No, it wasn’t the first time I’d ever heard these amazing sentences. They’re quoted so often, especially everything in 1 Corinthians 7. But somehow, on this particular morning, it was not so much the content of the sentences that struck me, but the symmetry of how they were constructed. His pronouncements also have a “make no mistake about this” quality to them. Apparently, and I read up on this a bit, Paul wrote the Epistle during his stay in Ephesus around the year 53 A.D. to administer some stern advice to the people in Corinth, a place where he had already invested much effort in launching Christianity, because they were having some serious troubles around morality.
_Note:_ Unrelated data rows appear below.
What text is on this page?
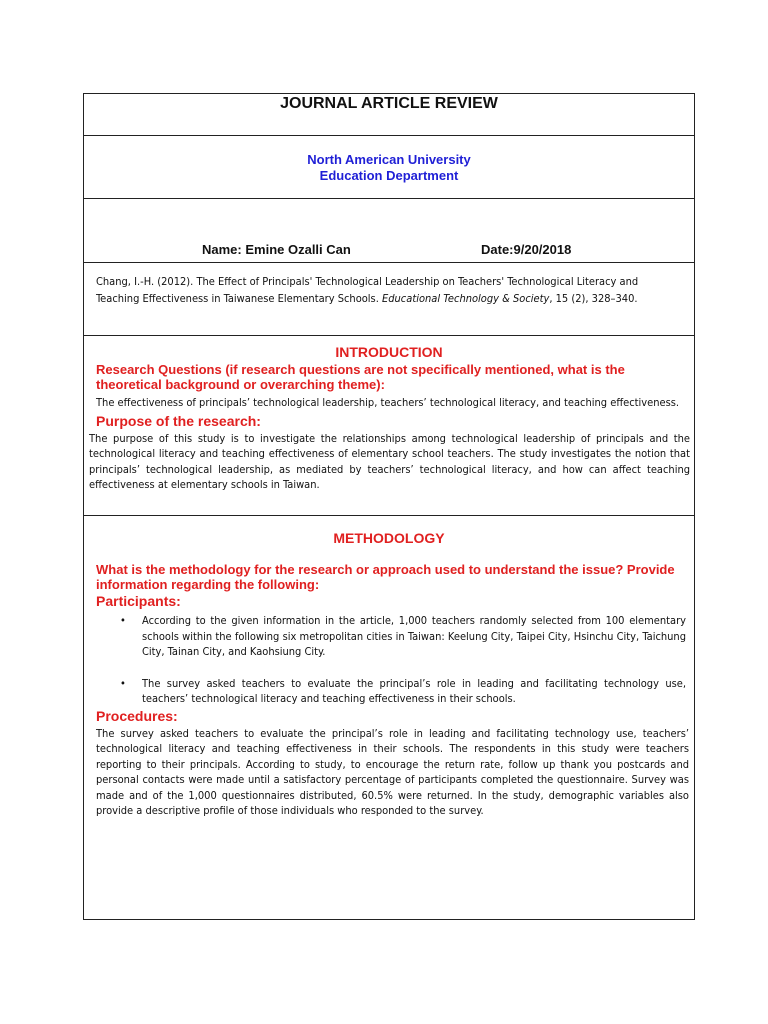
JOURNAL ARTICLE REVIEW
North American University
Education Department
Name: Emine Ozalli Can	Date:9/20/2018
Chang, I.-H. (2012). The Effect of Principals' Technological Leadership on Teachers' Technological Literacy and Teaching Effectiveness in Taiwanese Elementary Schools. Educational Technology & Society, 15 (2), 328–340.
INTRODUCTION
Research Questions (if research questions are not specifically mentioned, what is the theoretical background or overarching theme):
The effectiveness of principals’ technological leadership, teachers’ technological literacy, and teaching effectiveness.
Purpose of the research:
The purpose of this study is to investigate the relationships among technological leadership of principals and the technological literacy and teaching effectiveness of elementary school teachers. The study investigates the notion that principals’ technological leadership, as mediated by teachers’ technological literacy, and how can affect teaching effectiveness at elementary schools in Taiwan.
METHODOLOGY
What is the methodology for the research or approach used to understand the issue? Provide
information regarding the following:
Participants:
• According to the given information in the article, 1,000 teachers randomly selected from 100 elementary schools within the following six metropolitan cities in Taiwan: Keelung City, Taipei City, Hsinchu City, Taichung City, Tainan City, and Kaohsiung City.
• The survey asked teachers to evaluate the principal’s role in leading and facilitating technology use, teachers’ technological literacy and teaching effectiveness in their schools.
Procedures:
The survey asked teachers to evaluate the principal’s role in leading and facilitating technology use, teachers’ technological literacy and teaching effectiveness in their schools. The respondents in this study were teachers reporting to their principals. According to study, to encourage the return rate, follow up thank you postcards and personal contacts were made until a satisfactory percentage of participants completed the questionnaire. Survey was made and of the 1,000 questionnaires distributed, 60.5% were returned. In the study, demographic variables also provide a descriptive profile of those individuals who responded to the survey.
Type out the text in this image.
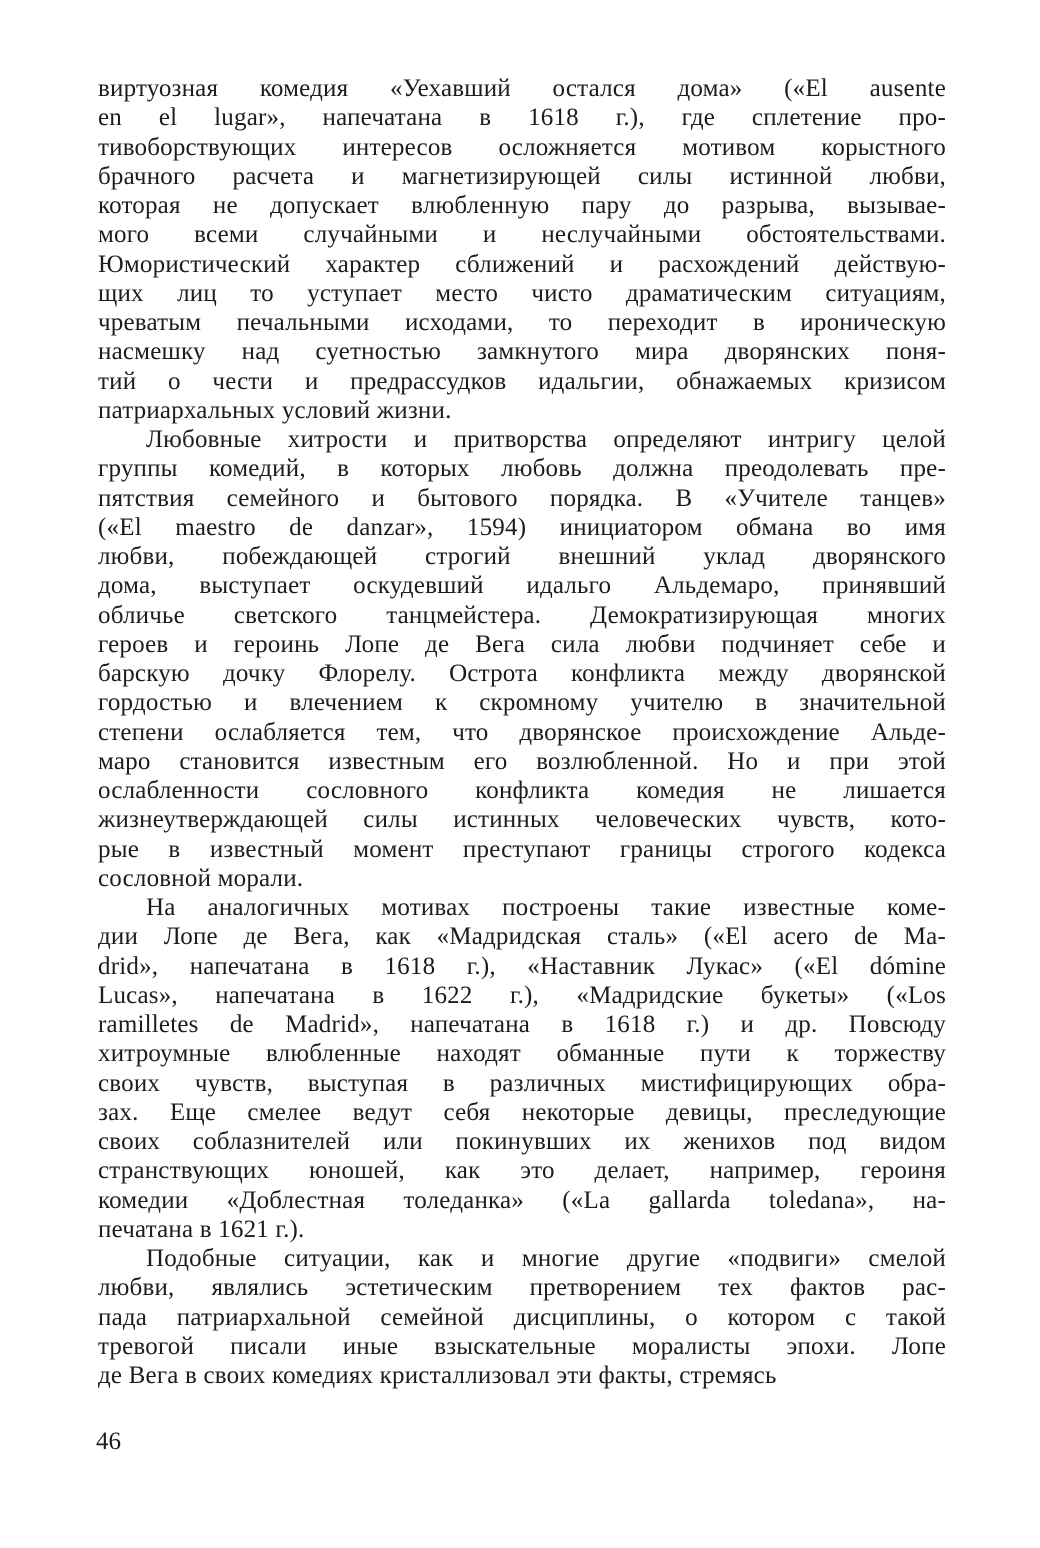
виртуозная комедия «Уехавший остался дома» («El ausente
en el lugar», напечатана в 1618 г.), где сплетение про-
тивоборствующих интересов осложняется мотивом корыстного
брачного расчета и магнетизирующей силы истинной любви,
которая не допускает влюбленную пару до разрыва, вызывае-
мого всеми случайными и неслучайными обстоятельствами.
Юмористический характер сближений и расхождений действую-
щих лиц то уступает место чисто драматическим ситуациям,
чреватым печальными исходами, то переходит в ироническую
насмешку над суетностью замкнутого мира дворянских поня-
тий о чести и предрассудков идальгии, обнажаемых кризисом
патриархальных условий жизни.
Любовные хитрости и притворства определяют интригу целой
группы комедий, в которых любовь должна преодолевать пре-
пятствия семейного и бытового порядка. В «Учителе танцев»
(«El maestro de danzar», 1594) инициатором обмана во имя
любви, побеждающей строгий внешний уклад дворянского
дома, выступает оскудевший идальго Альдемаро, принявший
обличье светского танцмейстера. Демократизирующая многих
героев и героинь Лопе де Вега сила любви подчиняет себе и
барскую дочку Флорелу. Острота конфликта между дворянской
гордостью и влечением к скромному учителю в значительной
степени ослабляется тем, что дворянское происхождение Альде-
маро становится известным его возлюбленной. Но и при этой
ослабленности сословного конфликта комедия не лишается
жизнеутверждающей силы истинных человеческих чувств, кото-
рые в известный момент преступают границы строгого кодекса
сословной морали.
На аналогичных мотивах построены такие известные коме-
дии Лопе де Вега, как «Мадридская сталь» («El acero de Ma-
drid», напечатана в 1618 г.), «Наставник Лукас» («El dómine
Lucas», напечатана в 1622 г.), «Мадридские букеты» («Los
ramilletes de Madrid», напечатана в 1618 г.) и др. Повсюду
хитроумные влюбленные находят обманные пути к торжеству
своих чувств, выступая в различных мистифицирующих обра-
зах. Еще смелее ведут себя некоторые девицы, преследующие
своих соблазнителей или покинувших их женихов под видом
странствующих юношей, как это делает, например, героиня
комедии «Доблестная толеданка» («La gallarda toledana», на-
печатана в 1621 г.).
Подобные ситуации, как и многие другие «подвиги» смелой
любви, являлись эстетическим претворением тех фактов рас-
пада патриархальной семейной дисциплины, о котором с такой
тревогой писали иные взыскательные моралисты эпохи. Лопе
де Вега в своих комедиях кристаллизовал эти факты, стремясь
46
In this painting, he’s older, and tired looking. But wouldn’t you be, too, if you had to get people behaving all the time while you were trying to keep a fire lit on a new religion?

 

 

For someone who stayed single, he had some very specific expectations about couples:

 

The husband must fulfill his duty to his wife, and likewise also the wife to her husband. The wife does not have authority over her own body, but the husband does; likewise also the husband does not have authority over his own body, but the wife does.(3-4)

 

Wow… here’s a vision of marriage as a state of complete commitment, entanglement even: what’s yours is mine, and what’s mine is yours. It’s beautiful in its balance, although slightly unsettling too, because aren’t we always taught from a young age that each of us does have individual autonomy over our own bodies? Then it gets a little amusing, when he can’t resist saying that his celibate way of life is really the best option.

 

But I say to the unmarried and to widows that it is good for them if they remain even as I. But if they do not have self-control, let them marry; for it is better to marry than to burn with passion. (8-9)

 

Funny, isn’t it, how all of us married folk got into this from a lack of self-control? He may have regarded marriage as a kind of second option, and apparently his belief in the likelihood of the Second Coming – or the Eschaton— was a factor, but he seemed ready to recognize that it would be the way of the future.
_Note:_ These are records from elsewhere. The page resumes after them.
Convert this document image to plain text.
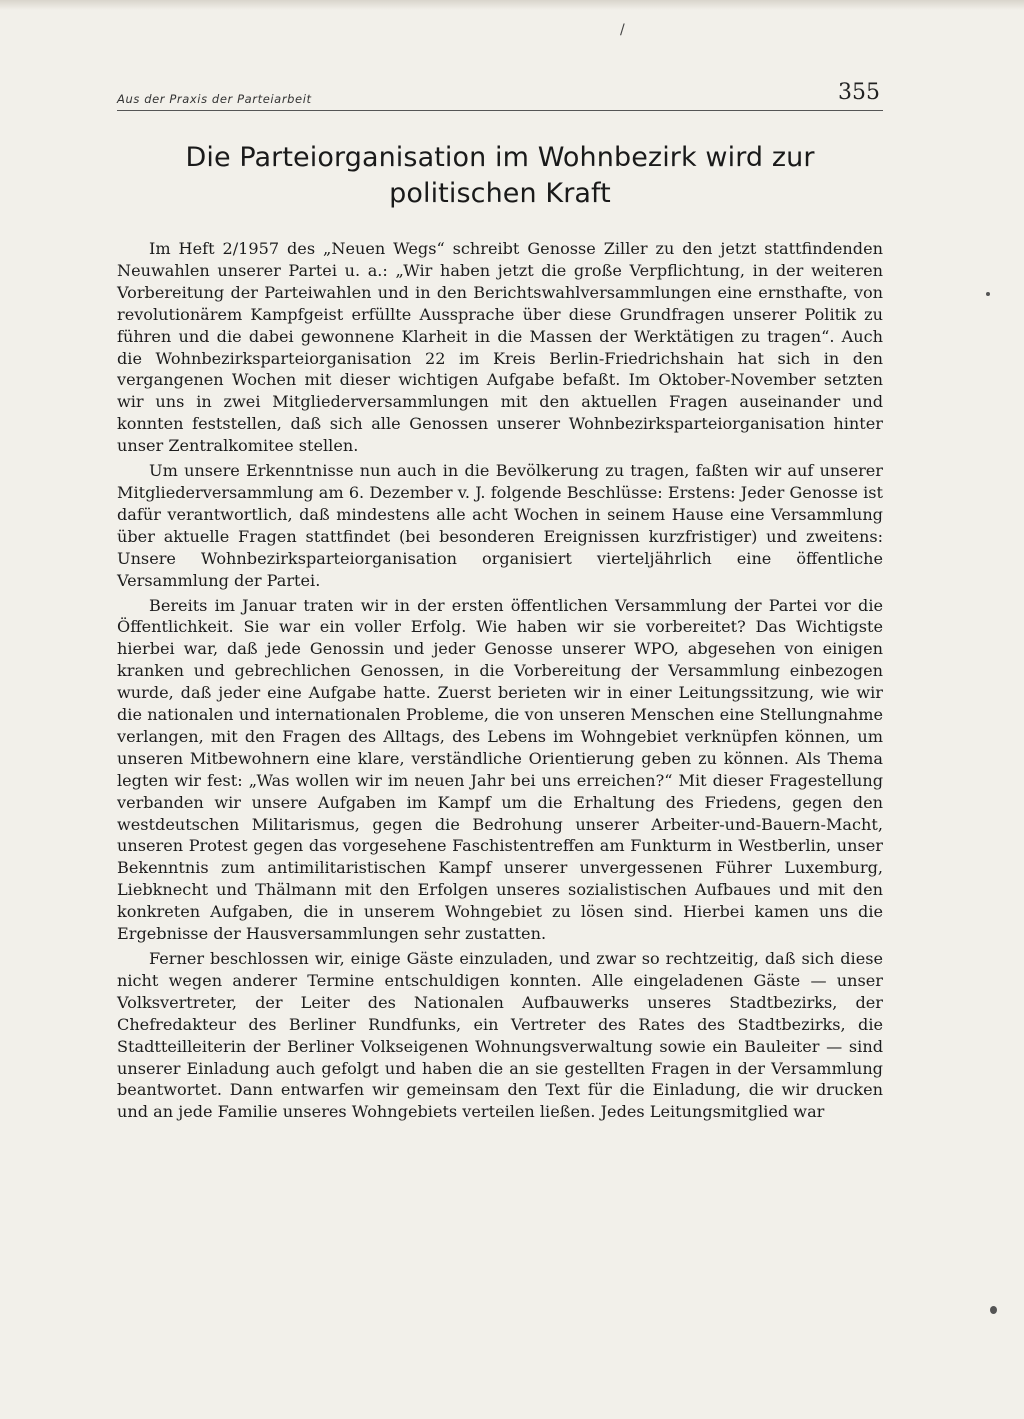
/
Aus der Praxis der Parteiarbeit	355
Die Parteiorganisation im Wohnbezirk wird zur politischen Kraft

Im Heft 2/1957 des „Neuen Wegs“ schreibt Genosse Ziller zu den jetzt stattfindenden Neuwahlen unserer Partei u. a.: „Wir haben jetzt die große Verpflichtung, in der weiteren Vorbereitung der Parteiwahlen und in den Berichtswahlversammlungen eine ernsthafte, von revolutionärem Kampfgeist erfüllte Aussprache über diese Grundfragen unserer Politik zu führen und die dabei gewonnene Klarheit in die Massen der Werktätigen zu tragen“. Auch die Wohnbezirksparteiorganisation 22 im Kreis Berlin-Friedrichshain hat sich in den vergangenen Wochen mit dieser wichtigen Aufgabe befaßt. Im Oktober-November setzten wir uns in zwei Mitgliederversammlungen mit den aktuellen Fragen auseinander und konnten feststellen, daß sich alle Genossen unserer Wohnbezirksparteiorganisation hinter unser Zentralkomitee stellen.

Um unsere Erkenntnisse nun auch in die Bevölkerung zu tragen, faßten wir auf unserer Mitgliederversammlung am 6. Dezember v. J. folgende Beschlüsse: Erstens: Jeder Genosse ist dafür verantwortlich, daß mindestens alle acht Wochen in seinem Hause eine Versammlung über aktuelle Fragen stattfindet (bei besonderen Ereignissen kurzfristiger) und zweitens: Unsere Wohnbezirksparteiorganisation organisiert vierteljährlich eine öffentliche Versammlung der Partei.

Bereits im Januar traten wir in der ersten öffentlichen Versammlung der Partei vor die Öffentlichkeit. Sie war ein voller Erfolg. Wie haben wir sie vorbereitet? Das Wichtigste hierbei war, daß jede Genossin und jeder Genosse unserer WPO, abgesehen von einigen kranken und gebrechlichen Genossen, in die Vorbereitung der Versammlung einbezogen wurde, daß jeder eine Aufgabe hatte. Zuerst berieten wir in einer Leitungssitzung, wie wir die nationalen und internationalen Probleme, die von unseren Menschen eine Stellungnahme verlangen, mit den Fragen des Alltags, des Lebens im Wohngebiet verknüpfen können, um unseren Mitbewohnern eine klare, verständliche Orientierung geben zu können. Als Thema legten wir fest: „Was wollen wir im neuen Jahr bei uns erreichen?“ Mit dieser Fragestellung verbanden wir unsere Aufgaben im Kampf um die Erhaltung des Friedens, gegen den westdeutschen Militarismus, gegen die Bedrohung unserer Arbeiter-und-Bauern-Macht, unseren Protest gegen das vorgesehene Faschistentreffen am Funkturm in Westberlin, unser Bekenntnis zum antimilitaristischen Kampf unserer unvergessenen Führer Luxemburg, Liebknecht und Thälmann mit den Erfolgen unseres sozialistischen Aufbaues und mit den konkreten Aufgaben, die in unserem Wohngebiet zu lösen sind. Hierbei kamen uns die Ergebnisse der Hausversammlungen sehr zustatten.

Ferner beschlossen wir, einige Gäste einzuladen, und zwar so rechtzeitig, daß sich diese nicht wegen anderer Termine entschuldigen konnten. Alle eingeladenen Gäste — unser Volksvertreter, der Leiter des Nationalen Aufbauwerks unseres Stadtbezirks, der Chefredakteur des Berliner Rundfunks, ein Vertreter des Rates des Stadtbezirks, die Stadtteilleiterin der Berliner Volkseigenen Wohnungsverwaltung sowie ein Bauleiter — sind unserer Einladung auch gefolgt und haben die an sie gestellten Fragen in der Versammlung beantwortet. Dann entwarfen wir gemeinsam den Text für die Einladung, die wir drucken und an jede Familie unseres Wohngebiets verteilen ließen. Jedes Leitungsmitglied war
In any case, I was glad for Paul to be with us briefly the other morning, because as my husband read aloud his words, the cadence alone provided a lilting start to the day. Taken together with the painting, and all that beautiful sky-blue and the two mysterious red lines beneath, it made for a nice dose of tranquility.

Chaos and unevenness are not always bad, although we’d prefer them not to be regular occupants of the West Wing.

Balance, though, has much to recommend it — in any age, and in any house.